« Zemmour, casse-toi ! » Dans le quartier du Panier, à Marseille, un comité d’accueil attend de pied ferme l'essayiste. Le lieu de rendez-vous était pourtant tenu secret. Le communiqué de presse indiquait : « Attention ! Embargo sur ce programme, ne pas rendre public avant exécution des actions. » Sans carton d’invitation de l’entourage d’Éric Zemmour, les militants d’extrême gauche guettaient l’écrivain au 1, place Daviel, vendredi, à 15 heures. Tenus à distance par les forces de l’ordre, ils ont couvert d’insultes le putatif candidat à la présidentielle. Comment expliquer la présence impromptue de militants d’extrême gauche hostiles ?

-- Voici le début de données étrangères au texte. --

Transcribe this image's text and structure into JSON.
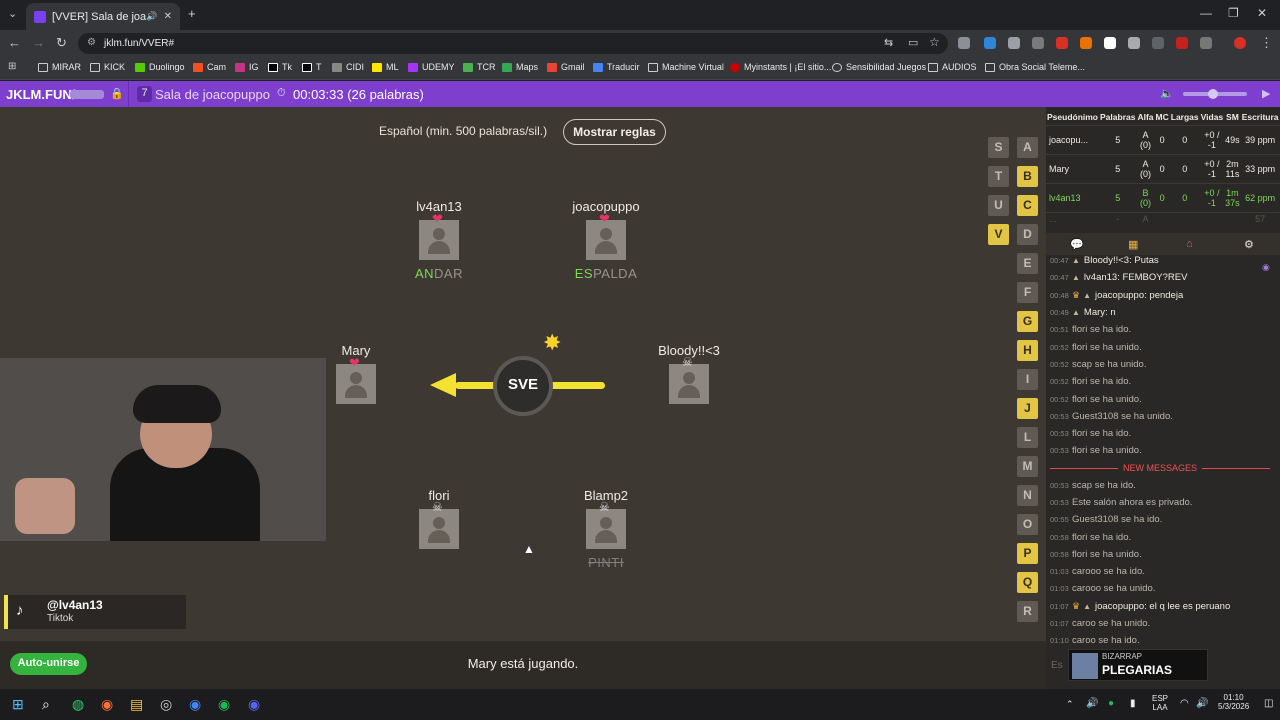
{
  "browser": {
    "tab_title": "[VVER] Sala de joacopuppo",
    "url": "jklm.fun/VVER#",
    "bookmarks": [
      "MIRAR",
      "KICK",
      "Duolingo",
      "Cam",
      "IG",
      "Tk",
      "T",
      "CIDI",
      "ML",
      "UDEMY",
      "TCR",
      "Maps",
      "Gmail",
      "Traducir",
      "Machine Virtual",
      "Myinstants | ¡El sitio...",
      "Sensibilidad Juegos",
      "AUDIOS",
      "Obra Social Teleme..."
    ]
  },
  "site": {
    "logo": "JKLM.FUN/",
    "player_count": "7",
    "room_name": "Sala de joacopuppo",
    "timer": "00:03:33 (26 palabras)"
  },
  "game": {
    "rules_language": "Español (min. 500 palabras/sil.)",
    "rules_button": "Mostrar reglas",
    "syllable": "SVE",
    "players": [
      {
        "name": "lv4an13",
        "state": "heart",
        "word_hl": "AN",
        "word_rest": "DAR"
      },
      {
        "name": "joacopuppo",
        "state": "heart",
        "word_hl": "ES",
        "word_rest": "PALDA"
      },
      {
        "name": "Mary",
        "state": "heart",
        "word_hl": "",
        "word_rest": ""
      },
      {
        "name": "Bloody!!<3",
        "state": "dead",
        "word_hl": "",
        "word_rest": ""
      },
      {
        "name": "flori",
        "state": "dead",
        "word_hl": "",
        "word_rest": ""
      },
      {
        "name": "Blamp2",
        "state": "dead",
        "word_hl": "",
        "word_rest": "PINTI"
      }
    ],
    "letters_col2": [
      "A",
      "B",
      "C",
      "D",
      "E",
      "F",
      "G",
      "H",
      "I",
      "J",
      "L",
      "M",
      "N",
      "O",
      "P",
      "Q",
      "R"
    ],
    "letters_col1": [
      "S",
      "T",
      "U",
      "V"
    ],
    "active_letters": [
      "B",
      "C",
      "G",
      "H",
      "J",
      "P",
      "Q",
      "V"
    ],
    "status": "Mary está jugando.",
    "auto_join": "Auto-unirse"
  },
  "tiktok": {
    "handle": "@lv4an13",
    "sub": "Tiktok"
  },
  "scoreboard": {
    "headers": [
      "Pseudónimo",
      "Palabras",
      "Alfa",
      "MC",
      "Largas",
      "Vidas",
      "SM",
      "Escritura"
    ],
    "rows": [
      {
        "name": "joacopu...",
        "words": "5",
        "alfa": "A (0)",
        "mc": "0",
        "largas": "0",
        "vidas": "+0 / -1",
        "sm": "49s",
        "esc": "39 ppm"
      },
      {
        "name": "Mary",
        "words": "5",
        "alfa": "A (0)",
        "mc": "0",
        "largas": "0",
        "vidas": "+0 / -1",
        "sm": "2m 11s",
        "esc": "33 ppm"
      },
      {
        "name": "lv4an13",
        "words": "5",
        "alfa": "B (0)",
        "mc": "0",
        "largas": "0",
        "vidas": "+0 / -1",
        "sm": "1m 37s",
        "esc": "62 ppm"
      },
      {
        "name": "...",
        "words": "-",
        "alfa": "A",
        "mc": "",
        "largas": "",
        "vidas": "",
        "sm": "",
        "esc": "57"
      }
    ]
  },
  "chat": [
    {
      "t": "00:47",
      "kind": "user",
      "name": "Bloody!!<3",
      "text": "Putas"
    },
    {
      "t": "00:47",
      "kind": "user",
      "name": "lv4an13",
      "text": "FEMBOY?REV"
    },
    {
      "t": "00:48",
      "kind": "owner",
      "name": "joacopuppo",
      "text": "pendeja"
    },
    {
      "t": "00:49",
      "kind": "user",
      "name": "Mary",
      "text": "n"
    },
    {
      "t": "00:51",
      "kind": "event",
      "text": "flori se ha ido."
    },
    {
      "t": "00:52",
      "kind": "event",
      "text": "flori se ha unido."
    },
    {
      "t": "00:52",
      "kind": "event",
      "text": "scap se ha unido."
    },
    {
      "t": "00:52",
      "kind": "event",
      "text": "flori se ha ido."
    },
    {
      "t": "00:52",
      "kind": "event",
      "text": "flori se ha unido."
    },
    {
      "t": "00:53",
      "kind": "event",
      "text": "Guest3108 se ha unido."
    },
    {
      "t": "00:53",
      "kind": "event",
      "text": "flori se ha ido."
    },
    {
      "t": "00:53",
      "kind": "event",
      "text": "flori se ha unido."
    },
    {
      "kind": "divider",
      "text": "NEW MESSAGES"
    },
    {
      "t": "00:53",
      "kind": "event",
      "text": "scap se ha ido."
    },
    {
      "t": "00:53",
      "kind": "event",
      "text": "Este salón ahora es privado."
    },
    {
      "t": "00:55",
      "kind": "event",
      "text": "Guest3108 se ha ido."
    },
    {
      "t": "00:58",
      "kind": "event",
      "text": "flori se ha ido."
    },
    {
      "t": "00:58",
      "kind": "event",
      "text": "flori se ha unido."
    },
    {
      "t": "01:03",
      "kind": "event",
      "text": "carooo se ha ido."
    },
    {
      "t": "01:03",
      "kind": "event",
      "text": "carooo se ha unido."
    },
    {
      "t": "01:07",
      "kind": "owner",
      "name": "joacopuppo",
      "text": "el q lee es peruano"
    },
    {
      "t": "01:07",
      "kind": "event",
      "text": "caroo se ha unido."
    },
    {
      "t": "01:10",
      "kind": "event",
      "text": "caroo se ha ido."
    }
  ],
  "chat_input_placeholder": "Es",
  "music": {
    "artist": "BIZARRAP",
    "song": "PLEGARIAS"
  },
  "taskbar": {
    "lang": "ESP",
    "lang2": "LAA",
    "time": "01:10",
    "date": "5/3/2026"
  }
}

Pour Olivier Ubeda, actuel directeur national des événements d’Éric Zemmour, des journalistes ont transmis le communiqué à des responsables antifascistes. « Il se trouve que certaines presses locales ont fait des captures d’écran. J’ai vu des SMS. La presse locale n’a pas respecté cette déontologie. On envoie toujours nos programmes de déplacement “sous embargo” », nous confie cet ancien artisan de la victoire de Nicolas Sarkozy, en 2007. « Embargo veut dire que l’événement reste strictement confidentiel », précise ce ténor de la communication politique.

Un militant d’extrême gauche, visage couvert, prend en photo, avec un objectif, l’entourage d’Éric Zemmour. Le lendemain, samedi 28 novembre, une banderole géante « Zemmour dégage » est déployée à 20 mètres de hauteur sur la cathédrale La Major. C’est là qu'Éric Zemmour avait donné rendez-vous pour la deuxième journée de son déplacement. Le site Infos Autonomes, qui se décrit comme « un site collaboratif de lutte », encourage à dénoncer la présence de l’essayiste. Des indics ont été invités à notifier les endroits où se situait Éric Zemmour.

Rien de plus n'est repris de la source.